SINARALAMPOS.NET LAMONGAN – Kirab dan pembukaan selubung Pataka atau lambang daerah, masih menjadi prosesi wajib di puncak Hari Jadi Lamongan (HJL), termasuk pada peringatan ke-454, Jumat (26/5/2023).
Keramaian masyarakat yang merayakan kirab sampai khidmatan pembukaan Pataka di Pendopo Lokatantra, juga menjadi suguhan potensial bagi para wisatawan yang datang ke Kota Soto itu.
Ketua Umum Panitia Peringatan HJL ke-454, Moh Nalikan mengungkapkan, prosesi puncak HJL menyesuaikan dengan hari. Karena bersamaan hari Jumat, maka kali ini prosesi diadakan pada siang hari.
Rangkaian prosesi tetap berpegang pakem di tahun-tahun sebelumnya. Yakni pembukaan selubung Pataka dan pemasangan Oncer Sesanti oleh Ketua DPRD, kemudian diserahkan kepada Bupati Lamongan, Yuhronur Efendi.
Pataka yang merupakan lambang daerah ini kemudian dikirab mulai pukul 14.00 WIB mengelilingi Kota Lamongan bersama seluruh jajaran Forum Koordinasi Pimpinan Daerah (Forkopimda) dan Organisasi Perangkat Daerah (OPD) Lamongan.
Meski dipanasi terik matahari, kirab Pataka tetap meriah dengan menyemutnya ribuan masyarakat Lamongan di alun-alun. Selama perjalanan kirab, masyarakat menyambutnya di sepanjang jalan yang dilintasi.
Berbagai kesenian daerah disuguhkan pada khalayak di delapan simpul jalan yang dilalui kirab, yaitu kesenian Reog di perempatan Lamongrejo, tepat di depan titik nol Lamongan juga ada kesenian Jaranan.
Sementara di Pendopo Lokatantra, Pataka dan Oncer Sesanti Lambang Daerah disambut kesenian campur sari, Uyon-uyon. Kirab berakhir di Pendopo Lokatantra dalam prosesi Pasamuan Agung.
Momen HJL pada tahun 2023 ini memang menyajikan atmosfer berbeda.
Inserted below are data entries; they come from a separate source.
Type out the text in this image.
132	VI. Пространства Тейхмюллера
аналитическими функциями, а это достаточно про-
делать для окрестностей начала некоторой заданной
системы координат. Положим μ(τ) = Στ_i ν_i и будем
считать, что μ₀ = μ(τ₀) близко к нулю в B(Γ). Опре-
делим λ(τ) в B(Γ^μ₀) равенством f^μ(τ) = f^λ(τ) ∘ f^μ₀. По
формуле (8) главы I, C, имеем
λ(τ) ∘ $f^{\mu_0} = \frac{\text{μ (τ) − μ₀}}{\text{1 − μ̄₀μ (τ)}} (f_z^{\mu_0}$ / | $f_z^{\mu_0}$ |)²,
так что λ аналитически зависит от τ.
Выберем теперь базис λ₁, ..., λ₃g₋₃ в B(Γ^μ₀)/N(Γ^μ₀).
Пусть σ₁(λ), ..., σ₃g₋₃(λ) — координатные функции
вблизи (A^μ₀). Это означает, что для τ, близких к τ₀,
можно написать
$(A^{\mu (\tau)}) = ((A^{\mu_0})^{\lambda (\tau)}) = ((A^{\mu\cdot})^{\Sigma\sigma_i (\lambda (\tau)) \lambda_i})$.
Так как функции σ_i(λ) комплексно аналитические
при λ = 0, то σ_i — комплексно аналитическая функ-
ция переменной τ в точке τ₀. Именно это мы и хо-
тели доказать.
Selain menjadi simbol kebebasan setelah tahun-tahun sebelumnya dibatasi pandemi Covid-19, juga karena busana adat khas Lamongan ditampilkan kembali ke khalayak.
Busana adat khas Lamongan itu dikenakan oleh semua peserta kirab, yang sekaligus menjadi sosialisasi kepada masyarakat. Secara umum memiliki ciri seperti pakaian adat khas Jatim, tetapi ada beberapa unsur penyusun berbeda untuk busana adat Lamongan ini.
“Menjadi kebanggaan bagi masyarakat Lamongan karena memiliki busana khas sendiri yang berakar kekayaan budaya lokal dan sudah dikenakan selama lima tahun, ” ujar Bupati Yuhronur.
Elemen khas dari busana adat khas Lamongan itu adalah penggunaan batik Singomengkok dan desain kebaya yang bernuansa Islam. Kebaya dibuat panjang hingga, lutut inilah yang membedakan dengan kebaya pada umumnya. Termasuk penggunaan hijab untuk perempuan, yang semakin mengentalkan nuansa Lamongan yang Islami tersebut.
Busana adat khas Lamongan ini merupakan perpaduan sejumlah budaya lokal. Seperti pengaplikasian kowakan pada busana pria yang mengambil ciri khas adat tambal sewu di Desa Sambilan, Kecamatan Mantup.
Sementara pengaplikasian batik Singomengkok pada udeng dan sembong pada busana pria serta jarit, pada busana perempuan merupakan bagian dari pelestarian budaya masyarakat Lamongan di wilayah Utara.
Desain batik ini terinspirasi dari gamelan Singomengkok yang digunakan Sunan Drajat dalam berdakwah. Selain itu ada penggunaan aksesori bros untuk kebaya yang menggunakan model teratai berjuntai dengan motif gunungan seperti di Sendang Dhuwur.
Sementara sebelum penyemayaman Pataka, Bupati Yuhronur menyerahkan sejumlah mobil sehat untuk beberapa desa dan kelurahan, serta mobil sehat untuk dua Puskesmas.